Mandate and Objectives of the United Nations Committee on the Exercise
of the Inalienable Rights of the Palestinian People

8 January 1985 - Zehdi Labib Terzi (second from left), Permanent Observer of the Palestine Liberation Organization, addressing Committee first 1985 Meeting. UN Photo
The question of Palestine was first officially brought before the General Assembly in April 1947, upon a request by the United Kingdom following the termination of its League of Nations’ Mandate over Palestine. The Assembly decided to partition Palestine into two States, one Arab and one Jewish, with a special international régime for Jerusalem (resolution 181 (II) of 29 November 1947). Although the independence of the State of Israel was declared on 14 May 1948, the Arab State did not come into being as several wars were fought in the area and the Palestine problem continued to be discussed at the United Nations as part of the larger Middle East conflict or in its refugee or human rights aspects.
It was only in 1974, as a result of the June 1967 war and the continuing military occupation by Israel of the remainder of Mandate Palestine, that the question of Palestine was reintroduced in the Assembly’s agenda as a national question and the inalienable rights of the Palestinian people were reaffirmed and specified in resolution 3236 (XXIX) of 22 November 1974, as the right to self-determination without external interference; the right to national independence and sovereignty; and the right of Palestinians to return to their homes and property, from which they had been displaced and uprooted.
In its resolution 3376 (XXX) of 10 November 1975, the General Assembly decided to establish the Committee on the Exercise of the Inalienable Rights of the Palestinian People and requested it to recommend to the Assembly a programme of implementation to enable the Palestinian people to exercise its rights.

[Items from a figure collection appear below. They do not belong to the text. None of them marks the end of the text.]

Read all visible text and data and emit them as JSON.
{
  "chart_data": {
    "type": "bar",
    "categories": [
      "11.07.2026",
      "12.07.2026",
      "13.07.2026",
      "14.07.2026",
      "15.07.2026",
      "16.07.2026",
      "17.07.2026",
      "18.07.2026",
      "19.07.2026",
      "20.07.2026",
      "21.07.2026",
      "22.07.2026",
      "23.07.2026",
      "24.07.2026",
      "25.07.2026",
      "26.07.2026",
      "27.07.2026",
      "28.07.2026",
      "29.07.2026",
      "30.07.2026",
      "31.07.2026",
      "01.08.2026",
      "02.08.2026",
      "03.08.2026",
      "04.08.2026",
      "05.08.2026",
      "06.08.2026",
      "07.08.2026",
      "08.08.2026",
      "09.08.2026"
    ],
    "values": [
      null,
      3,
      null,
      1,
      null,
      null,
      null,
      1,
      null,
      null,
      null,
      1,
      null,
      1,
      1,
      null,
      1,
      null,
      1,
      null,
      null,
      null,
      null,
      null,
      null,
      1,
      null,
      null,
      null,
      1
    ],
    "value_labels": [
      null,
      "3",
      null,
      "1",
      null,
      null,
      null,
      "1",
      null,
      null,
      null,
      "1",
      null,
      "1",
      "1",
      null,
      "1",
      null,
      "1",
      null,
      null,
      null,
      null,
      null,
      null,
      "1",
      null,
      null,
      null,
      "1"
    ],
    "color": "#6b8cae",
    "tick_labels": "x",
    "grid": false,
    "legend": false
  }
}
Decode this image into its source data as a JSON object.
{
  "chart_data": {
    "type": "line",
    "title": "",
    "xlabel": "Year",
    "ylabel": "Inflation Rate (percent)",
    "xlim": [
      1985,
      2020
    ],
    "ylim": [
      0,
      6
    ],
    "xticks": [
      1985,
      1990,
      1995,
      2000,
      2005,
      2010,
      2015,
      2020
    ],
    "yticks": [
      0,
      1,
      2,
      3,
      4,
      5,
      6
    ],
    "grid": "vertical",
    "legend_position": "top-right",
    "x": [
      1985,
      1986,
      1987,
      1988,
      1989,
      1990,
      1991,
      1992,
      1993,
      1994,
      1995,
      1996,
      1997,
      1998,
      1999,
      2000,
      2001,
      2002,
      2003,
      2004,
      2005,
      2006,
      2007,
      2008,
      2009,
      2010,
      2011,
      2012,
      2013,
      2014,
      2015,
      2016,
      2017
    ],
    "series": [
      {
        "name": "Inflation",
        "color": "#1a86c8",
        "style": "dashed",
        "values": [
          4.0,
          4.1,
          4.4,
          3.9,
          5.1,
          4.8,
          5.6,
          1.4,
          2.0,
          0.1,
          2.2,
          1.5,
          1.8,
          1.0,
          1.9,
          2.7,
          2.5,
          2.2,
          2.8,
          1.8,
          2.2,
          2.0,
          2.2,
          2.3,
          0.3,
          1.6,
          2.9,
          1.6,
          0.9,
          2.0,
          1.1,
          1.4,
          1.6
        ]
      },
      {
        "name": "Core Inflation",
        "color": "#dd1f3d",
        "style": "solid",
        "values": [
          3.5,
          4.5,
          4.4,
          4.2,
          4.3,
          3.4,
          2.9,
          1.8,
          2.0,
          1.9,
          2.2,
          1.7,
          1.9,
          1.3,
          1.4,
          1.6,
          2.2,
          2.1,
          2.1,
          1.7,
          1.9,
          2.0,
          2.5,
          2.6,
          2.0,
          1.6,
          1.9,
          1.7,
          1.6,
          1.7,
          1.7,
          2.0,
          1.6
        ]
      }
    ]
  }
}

In its first report submitted to the Security Council in June 1976, the Committee proposed a two-phase plan for the return of Palestinians to their homes and property; a timetable for the withdrawal of Israeli forces from the occupied territories by 1 June 1977, with the provision, if necessary, of temporary peacekeeping forces to facilitate the process; an end to the establishment of settlements; recognition by Israel of the applicability of the Fourth Geneva Convention to the occupied territories pending withdrawal; and endorsement of the inherent right of Palestinians to self-determination, national independence and sovereignty in Palestine.
The Committee’s recommendations were not adopted by the Security Council, due to the negative vote of a permanent member, and have not been implemented. They were, however, endorsed by an overwhelming majority in the General Assembly, to which the Committee reports annually. The Assembly reaffirmed that a just and lasting peace in the Middle East could not be established without the attainment of the inalienable rights of the Palestinian people. The Assembly also requested the Committee to keep the situation relating to the question of Palestine under review and to report and make suggestions to the General Assembly or the Security Council, as appropriate, and to promote the greatest possible dissemination of information on its recommendations.
The mandates of the Committee, the Division and the Department of Global Communications were renewed on 30 November 2022 (A/RES/77/22), with amendment to review thereafter only as necessary.